In the spring he’s releasing a playful children’s CD with his wife, Robin Holcomb, and their children, Nica and Lowell, for Tzadik. On another tangent, Holcomb and Horvitz will be sharing top billing on a disc of piano solos for Songlines that will be out in late winter. Tours in Europe with Bobby Previte (for the drummer’s Constellations of Joan Miró project) and Briggan Krauss will keep his live chops from atrophying. (“Briggan is just one of my all time favorite people to improvise with. [He] has a brilliant approach to the alto and a beautiful structural sensibility.”)
But after being inundated with commissions, Horvitz will spend much of 2004 in serious composer mode. He has a new work for string quartet, electronics and string soloist that premieres at the Cornish College for the Arts on March 28 as well as a piece for mixed quintet, commissioned by Standing Wave for cello, violin, clarinet, piano and percussion, that debuts May 30 at the Vancouver East Cultural Centre. Perhaps Horvitz’s most ambitious work to date as a composer is the chamber orchestra piece he’s writing about the life of labor legend Joe Hill, which will feature frequent collaborator Bill Frisell on guitar. The composition premieres October 24 as part of Seattle’s Earshot Jazz Festival.
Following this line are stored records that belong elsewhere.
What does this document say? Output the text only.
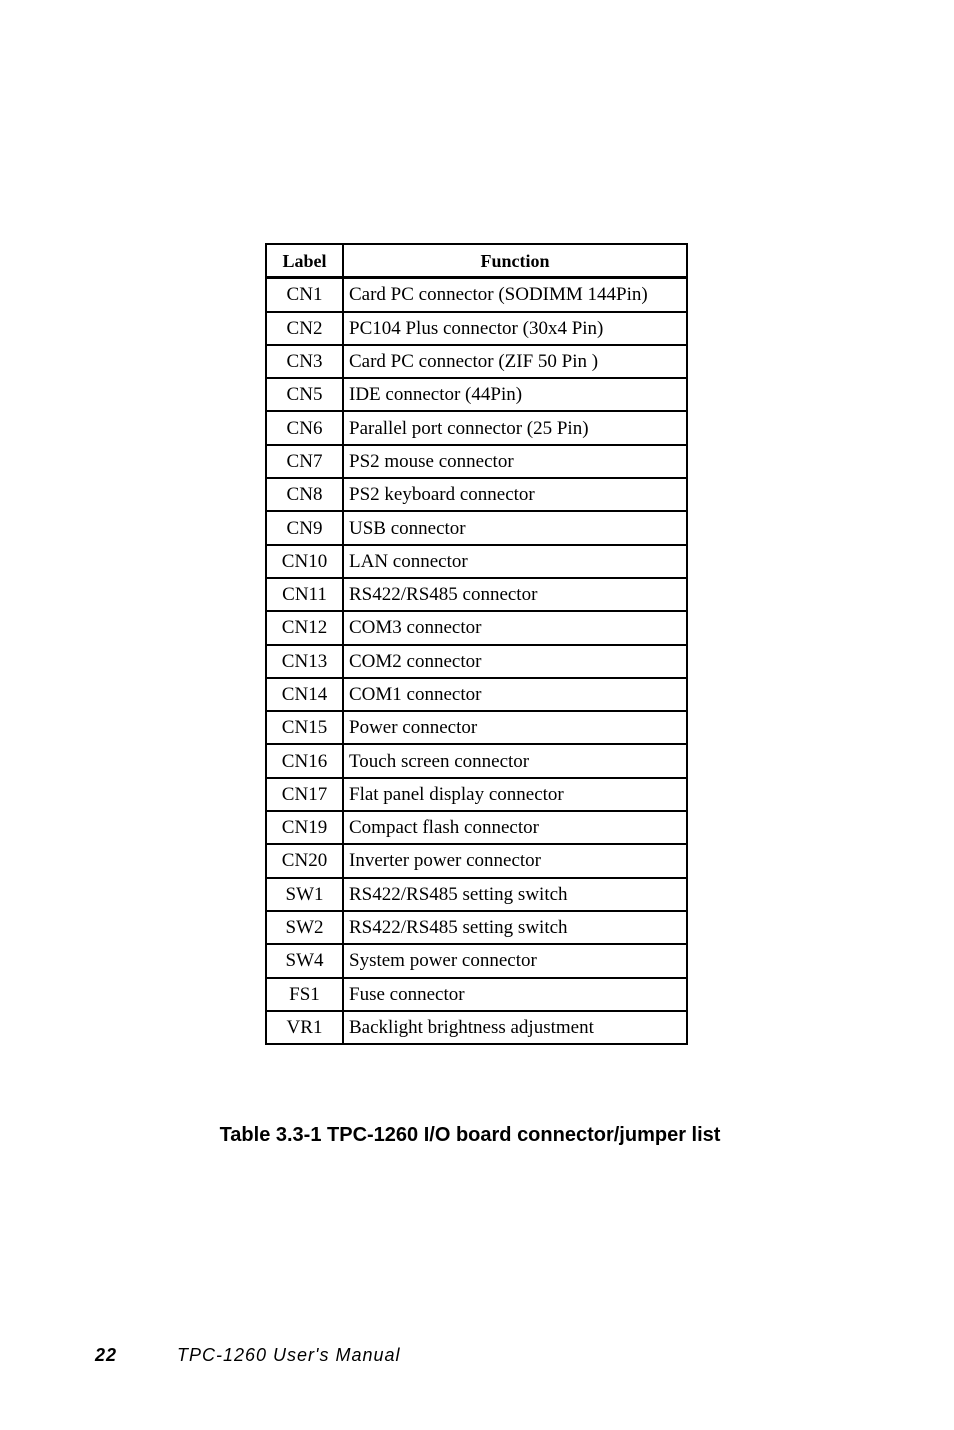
Label	Function
CN1	Card PC connector (SODIMM 144Pin)
CN2	PC104 Plus connector (30x4 Pin)
CN3	Card PC connector (ZIF 50 Pin )
CN5	IDE connector (44Pin)
CN6	Parallel port connector (25 Pin)
CN7	PS2 mouse connector
CN8	PS2 keyboard connector
CN9	USB connector
CN10	LAN connector
CN11	RS422/RS485 connector
CN12	COM3 connector
CN13	COM2 connector
CN14	COM1 connector
CN15	Power connector
CN16	Touch screen connector
CN17	Flat panel display connector
CN19	Compact flash connector
CN20	Inverter power connector
SW1	RS422/RS485 setting switch
SW2	RS422/RS485 setting switch
SW4	System power connector
FS1	Fuse connector
VR1	Backlight brightness adjustment

Table 3.3-1 TPC-1260 I/O board connector/jumper list

22	TPC-1260 User's Manual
“I went into this project because I read the Wallace Stegner novel Joe Hill, and I’m a huge fan of Stegner’s writing,” Horvitz recounts. “I saw Joe Hill as kind of an American outlaw more than a political figure who I wanted to say, ‘Rah rah rah’ about. And I was interested in Joe Hill as a piano player. He took existing American songs and wrote new lyrics to them. I thought that in and of itself was an interesting thing to deal with musically. I wanted to approach it relatively abstractly, and I was interested in American music and reorchestrating some American music myself.”
Horvitz’s interest in this quintessential American figure dovetails with his appreciation of American art forms such as the blues (Muddy Waters’ pianist Otis Spann had a massive impact on him), rock, folk and, yes, jazz. Does Horvitz see continuity between what he’s done in the past with what he’s doing now?
“I think everybody has their artistic interests worked out by the time they’re 19. Just like most people’s favorite records are the ones they listened to in high school and college. I’ve always joked that I have three ideas and I’ve been reworking them for 30 years,” he laughs. “Yes, of course. The only caveat I’d put to that is it’s not a wise career move. The best thing to do is to have your best ideas when you’re 23-but I think I’m doing my best work now.”